My output will likely be low today. I injured my wrist yesterday, and it’s hurting so bad that I’m going in to the ER to have it x-rayed. I can barely rotate it in either direction, and typing makes it throb. It sucks rocks. Not being able to type efficiently, for me, feels like gasping for air.

But I can’t fold for the day without mentioning the sanity radiating out of Shiloh, Illinois, where parents like Lilly Del Pinto are in a minor tizzy over And Tango Makes Three, a children’s book about two male penguins who raise a baby penguin together. So the parents are calling for the book to be pulled, right? Actually, no. All of the parents who object to the title agree that this would be censorship. They merely want some sort of warning about what’s in the title, so they can decide as parents whether their kids are “ready” for it. Other schools have moved the book to the nonfiction section, since it’s based on a true story, in order to quell “Homosexual Agenda” objections.

Well…shit. That’s perfectly reasonable. Come on, guys…are you sure you don’t wanna burn it? Or at least singe the edges a bit? Help me out here – you’re depriving me of material!

Personally, I think these parents are a touch silly not wanting their kids to learn about alternative families – especially if such families exist in their district.

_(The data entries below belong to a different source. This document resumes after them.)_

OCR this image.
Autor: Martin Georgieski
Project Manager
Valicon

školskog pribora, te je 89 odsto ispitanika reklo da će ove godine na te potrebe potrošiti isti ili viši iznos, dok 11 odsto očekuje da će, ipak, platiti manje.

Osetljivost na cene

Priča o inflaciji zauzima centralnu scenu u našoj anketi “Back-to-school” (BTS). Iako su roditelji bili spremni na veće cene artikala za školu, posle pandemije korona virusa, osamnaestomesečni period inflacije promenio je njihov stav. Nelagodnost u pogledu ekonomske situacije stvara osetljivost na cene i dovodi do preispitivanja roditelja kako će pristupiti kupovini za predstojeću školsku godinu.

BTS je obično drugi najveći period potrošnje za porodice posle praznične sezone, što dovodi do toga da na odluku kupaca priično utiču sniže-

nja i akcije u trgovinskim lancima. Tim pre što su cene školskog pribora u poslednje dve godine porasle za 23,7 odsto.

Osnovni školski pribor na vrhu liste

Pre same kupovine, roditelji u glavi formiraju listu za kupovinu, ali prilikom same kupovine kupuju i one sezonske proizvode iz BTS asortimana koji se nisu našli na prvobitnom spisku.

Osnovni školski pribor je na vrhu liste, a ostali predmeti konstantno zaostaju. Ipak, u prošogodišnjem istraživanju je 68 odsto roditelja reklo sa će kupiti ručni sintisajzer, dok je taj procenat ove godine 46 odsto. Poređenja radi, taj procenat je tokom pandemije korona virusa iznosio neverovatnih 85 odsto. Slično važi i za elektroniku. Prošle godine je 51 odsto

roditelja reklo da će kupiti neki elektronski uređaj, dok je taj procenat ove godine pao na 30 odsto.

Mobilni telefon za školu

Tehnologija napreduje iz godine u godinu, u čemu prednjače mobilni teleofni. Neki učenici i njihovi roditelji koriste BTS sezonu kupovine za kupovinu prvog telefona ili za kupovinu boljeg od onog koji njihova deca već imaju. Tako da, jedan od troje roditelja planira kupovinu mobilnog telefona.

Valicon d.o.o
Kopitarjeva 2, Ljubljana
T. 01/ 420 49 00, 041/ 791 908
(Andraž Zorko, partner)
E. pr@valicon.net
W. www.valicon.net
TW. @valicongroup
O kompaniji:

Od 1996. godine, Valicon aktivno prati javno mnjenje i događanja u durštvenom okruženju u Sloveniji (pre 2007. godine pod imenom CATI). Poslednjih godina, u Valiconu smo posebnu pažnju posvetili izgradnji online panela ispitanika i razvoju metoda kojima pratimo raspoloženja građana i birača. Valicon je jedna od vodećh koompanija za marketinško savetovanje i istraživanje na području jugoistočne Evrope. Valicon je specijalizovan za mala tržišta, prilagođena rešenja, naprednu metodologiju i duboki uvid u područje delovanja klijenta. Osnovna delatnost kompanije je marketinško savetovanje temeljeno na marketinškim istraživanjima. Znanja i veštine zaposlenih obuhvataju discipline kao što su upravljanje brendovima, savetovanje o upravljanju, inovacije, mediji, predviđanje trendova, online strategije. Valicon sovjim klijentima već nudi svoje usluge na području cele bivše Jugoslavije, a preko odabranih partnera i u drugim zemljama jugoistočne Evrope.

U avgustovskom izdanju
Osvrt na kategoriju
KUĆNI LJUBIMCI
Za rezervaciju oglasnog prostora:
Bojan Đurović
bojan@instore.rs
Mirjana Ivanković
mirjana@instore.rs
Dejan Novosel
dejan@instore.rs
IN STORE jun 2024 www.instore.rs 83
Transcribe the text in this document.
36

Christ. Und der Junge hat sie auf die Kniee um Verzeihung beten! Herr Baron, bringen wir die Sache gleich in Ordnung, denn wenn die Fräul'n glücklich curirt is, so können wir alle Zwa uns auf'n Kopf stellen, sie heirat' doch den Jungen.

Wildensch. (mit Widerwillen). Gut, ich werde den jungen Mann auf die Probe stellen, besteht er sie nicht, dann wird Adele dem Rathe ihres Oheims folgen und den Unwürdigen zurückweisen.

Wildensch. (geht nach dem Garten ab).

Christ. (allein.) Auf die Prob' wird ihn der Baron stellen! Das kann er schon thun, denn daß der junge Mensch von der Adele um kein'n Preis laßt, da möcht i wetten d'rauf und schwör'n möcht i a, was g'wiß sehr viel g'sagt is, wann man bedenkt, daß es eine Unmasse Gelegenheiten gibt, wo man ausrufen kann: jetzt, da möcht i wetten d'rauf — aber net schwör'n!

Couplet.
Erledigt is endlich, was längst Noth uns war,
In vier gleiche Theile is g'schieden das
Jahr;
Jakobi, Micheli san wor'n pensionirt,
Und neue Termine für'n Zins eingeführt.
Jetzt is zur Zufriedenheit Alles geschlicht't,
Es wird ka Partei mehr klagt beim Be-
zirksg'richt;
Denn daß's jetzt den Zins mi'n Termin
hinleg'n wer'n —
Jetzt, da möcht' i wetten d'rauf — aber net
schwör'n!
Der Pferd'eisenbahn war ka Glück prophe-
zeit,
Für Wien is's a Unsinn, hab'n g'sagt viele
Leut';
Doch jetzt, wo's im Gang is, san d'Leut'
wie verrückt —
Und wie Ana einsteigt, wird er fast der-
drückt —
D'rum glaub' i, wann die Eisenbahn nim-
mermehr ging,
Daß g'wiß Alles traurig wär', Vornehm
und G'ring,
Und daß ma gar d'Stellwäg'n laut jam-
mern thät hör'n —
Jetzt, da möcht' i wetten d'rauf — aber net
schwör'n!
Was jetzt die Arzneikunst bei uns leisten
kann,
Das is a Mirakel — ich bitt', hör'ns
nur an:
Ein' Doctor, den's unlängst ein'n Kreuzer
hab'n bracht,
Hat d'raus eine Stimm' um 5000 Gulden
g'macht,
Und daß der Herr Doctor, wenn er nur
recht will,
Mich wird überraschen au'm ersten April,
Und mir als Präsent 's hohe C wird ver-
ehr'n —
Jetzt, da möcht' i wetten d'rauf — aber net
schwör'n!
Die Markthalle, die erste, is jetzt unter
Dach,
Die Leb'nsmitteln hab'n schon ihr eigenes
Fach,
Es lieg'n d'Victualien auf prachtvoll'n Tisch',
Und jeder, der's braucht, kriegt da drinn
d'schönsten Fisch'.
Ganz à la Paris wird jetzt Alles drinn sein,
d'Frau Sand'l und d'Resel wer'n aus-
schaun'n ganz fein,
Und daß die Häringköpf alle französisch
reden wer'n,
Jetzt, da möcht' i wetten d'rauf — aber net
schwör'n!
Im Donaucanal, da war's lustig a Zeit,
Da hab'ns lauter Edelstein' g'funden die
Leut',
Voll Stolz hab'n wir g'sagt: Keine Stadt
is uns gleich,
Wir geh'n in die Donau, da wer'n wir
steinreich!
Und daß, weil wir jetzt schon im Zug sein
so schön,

But they’re not being flaming assholes about it. As a fellow parent, I understand their desire to gate the information their kids receive.

Is this a sea change in the way gay and lesbian parents are perceived? Well…maybe not. After all, there are still religious bigots like Steve Walden floating around out there:

This book made me angry because it forced a questionable sexual practice on my children, passing it off as something as legitimate as their own family. It attempts to normalize something clearly abnormal. Penguins, like all other creatures, mate primarily for procreation. The fact that the keeper had to steal an egg from another couple to make a “family” shows that same-sex couples by themselves do not have what nature requires for them to conceive and bear children.

You’re right, Steve. They don’t have what it takes to conceive and bear children. But since when is parenting about the rubbing together of body parts? There are plenty of parents who can fuck and pop out sprogs; too many of them turn out to be monsters who terrorize their young. Biology does not guarantee morality, kiddo.

And since when is a relationship between two people reducible to a “sexual practice”? Is your marriage to your wife all about the relationship between your cock and her pussy? For people who bleat on constantly about gay folk being sex-obsessed, you sure are quick to reduce love to nothing but the bumpin’ of uglies.

Steve could take some sanity cues from the parents in Shiloh. You don’t want to expose your kids to the reality of gay parenting? You want to keep your children ignorant and intolerant? Personally I find that abusive, but it’s not a choice we can prevent you from making. What we can stop you from doing is foisting this limited view on the rest of us.

(Oh, and Steve? The penguins aren’t “ex-gay”, as you assert. We call that switch-hitting. Have you people seriously never heard the word “bisexual”?)